This page shows how to use kubectl port-forward
to connect to a Redis
server running in a Kubernetes cluster. This type of connection can be useful
for database debugging.
You need to have a Kubernetes cluster, and the kubectl command-line tool must be configured to communicate with your cluster. If you do not already have a cluster, you can create one by using Minikube, or you can use one of these Kubernetes playgrounds:
To check the version, enter kubectl version
.
Create a Redis deployment:
kubectl apply -f https://k8s.io/examples/application/guestbook/redis-master-deployment.yaml
The output of a successful command verifies that the deployment was created:
deployment.apps/redis-master created
View the pod status to check that it is ready:
kubectl get pods
The output displays the pod created:
NAME READY STATUS RESTARTS AGE
redis-master-765d459796-258hz 1/1 Running 0 50s
View the deployment status:
kubectl get deployment
The output displays that the deployment was created:
NAME DESIRED CURRENT UP-TO-DATE AVAILABLE AGE
redis-master 1 1 1 1 55s
View the replicaset status using:
kubectl get rs
The output displays that the replicaset was created:
NAME DESIRED CURRENT READY AGE
redis-master-765d459796 1 1 1 1m
Create a Redis service:
kubectl apply -f https://k8s.io/examples/application/guestbook/redis-master-service.yaml
The output of a successful command verifies that the service was created:
service/redis-master created
Check the service created:
kubectl get svc | grep redis
The output displays the service created:
NAME TYPE CLUSTER-IP EXTERNAL-IP PORT(S) AGE
redis-master ClusterIP 10.0.0.213 <none> 6379/TCP 27s
Verify that the Redis server is running in the pod and listening on port 6379:
kubectl get pods redis-master-765d459796-258hz --template='{{(index (index .spec.containers 0).ports 0).containerPort}}{{"\n"}}'
The output displays the port:
6379
kubectl port-forward
allows using resource name, such as a service name, to select a matching pod to port forward to since Kubernetes v1.10.

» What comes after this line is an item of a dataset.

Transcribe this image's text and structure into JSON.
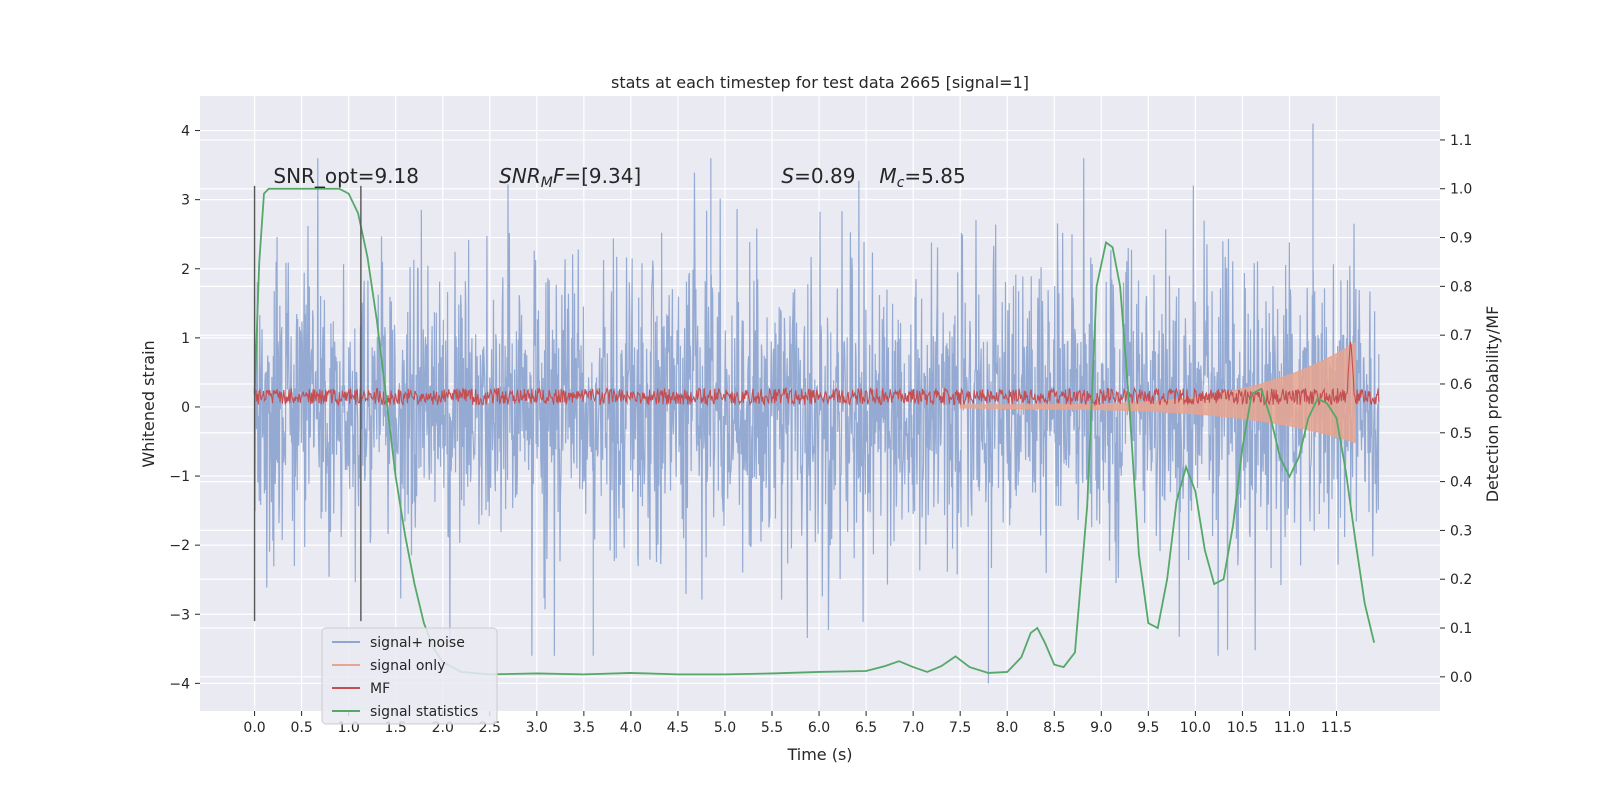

kubectl port-forward redis-master-765d459796-258hz 6379:6379
which is the same as
kubectl port-forward pods/redis-master-765d459796-258hz 6379:6379
or
kubectl port-forward deployment/redis-master 6379:6379
or
kubectl port-forward rs/redis-master 6379:6379
or
kubectl port-forward svc/redis-master 6379:6379
Any of the above commands works. The output is similar to this:
I0710 14:43:38.274550 3655 portforward.go:225] Forwarding from 127.0.0.1:6379 -> 6379
I0710 14:43:38.274797 3655 portforward.go:225] Forwarding from [::1]:6379 -> 6379
Start the Redis command line interface:
redis-cli
At the Redis command line prompt, enter the ping
command:
127.0.0.1:6379>ping
A successful ping request returns PONG.
Connections made to local port 6379 are forwarded to port 6379 of the pod that is running the Redis server. With this connection in place you can use your local workstation to debug the database that is running in the pod.
Warning: Due to known limitations, port forward today only works for TCP protocol. The support to UDP protocol is being tracked in issue 47862.